The performance of gold has remained lackluster in comparison to risk assets such as global benchmark stock indices in the past four weeks, where the US Nasdaq 100 and South Korea’s KOSPI soared to record highs.
Based on the pre-US-Iran war baseline of 27 February 2026 to 8 May 2026, spot gold (London Bullion Market Association) has remained one of the worst performers among major cross assets, with a loss of -9.2% versus positive gains seen in the US stock indices (Nasdaq 100 +17.1%, Russell 2000 +8.7%, S&P 500 +7.6%) (see Fig. 1).
Let’s unpack the latest momentum drivers and intermarket dynamics for gold (XAU/USD) against the backdrop of a fragile US-Iran ceasefire, after US President Trump rejected Iran’s response to Washington’s latest proposal, dampening hopes for an imminent second round of peace negotiations.
The 10-year US Treasury real yield remains supported at 1.85%
Gold (XAU/USD) has a significant indirect correlation with longer-term US Treasury yields, such as the 10-year tenure, as the precious yellow metal is a non-interest income-bearing asset.
Hence, if the 10-year US Treasury real yield remains supported and stages an up move, gold in turn is likely to face downside pressure as opportunity costs rise for owning precious metals.
Since 4 May 2026, the 10-year US Treasury real yield has traded sideways above the key 200-day moving average, while holding above a key intermediate support of 1.85% (see Fig 2.).
Also, based on the latest data from the CME FedWatch tool, Fed funds futures traders have priced in a high probability that the US Federal Reserve is likely to keep the Fed funds rate unchanged (83% aggregated probability on 9 December 2026, the last FOMC meeting for this year) at the current level of 3.50%-3.75% for the remaining FOMC meetings in 2026 (see Fig. 3).
A continuation of a “wait and see” monetary policy guidance approach from the Fed due to sticky global benchmark oil prices at around $100 per barrel and a resilient US labour market may allow the 10-year US Treasury real yield to trade above the 1.85% key intermediate support level.
Bearish rejection at the 50-day moving average
The rebound of 5.9% seen on gold (XAU/USD) from the 4 May 2026 low has stalled again at the 50-day moving average that is acting as an intermediate resistance at around $4,775.
In addition, the 4-hour MACD trend indicator has just flashed out a bearish crossover condition that suggests a potential weakening of the aforementioned rebound in gold (XAU/USD).

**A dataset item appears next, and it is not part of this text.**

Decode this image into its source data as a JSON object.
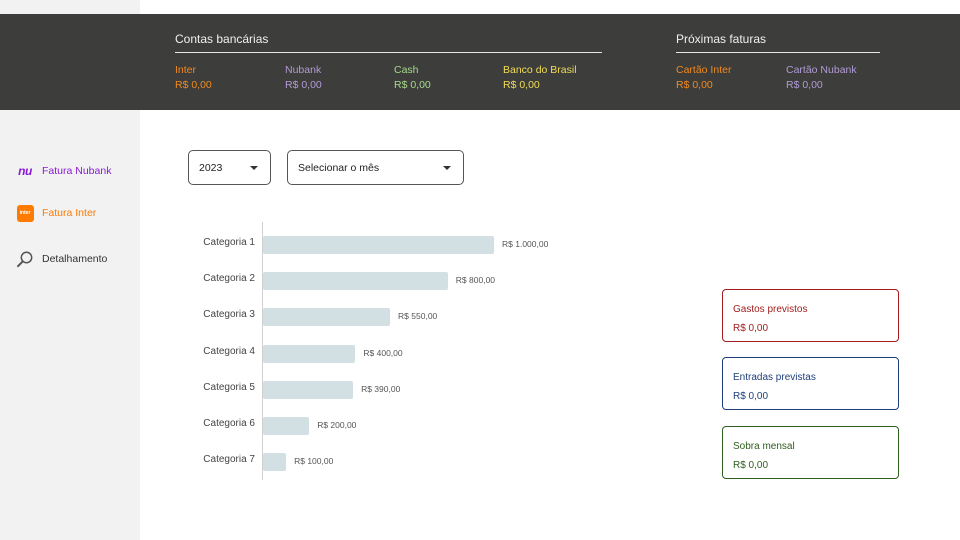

Watch the $4,870 key medium-term pivotal resistance (also the range top in place since 8 April 2026). A break below $4,507 (swing low areas of 29 April 2026 and 4 May 2026) may expose the next medium-term support zone of $4,350/4,305 (also the 200-day moving average) (see Fig. 4).
However, clearance and a daily close above $4,870 negates the bearish tone for the next medium-term resistance to come in at $4,985 (also the upper boundary of the medium-term descending channel from 29 January 2026 all-time high).
The information presented is historical information, and past performance is not indicative of future performance.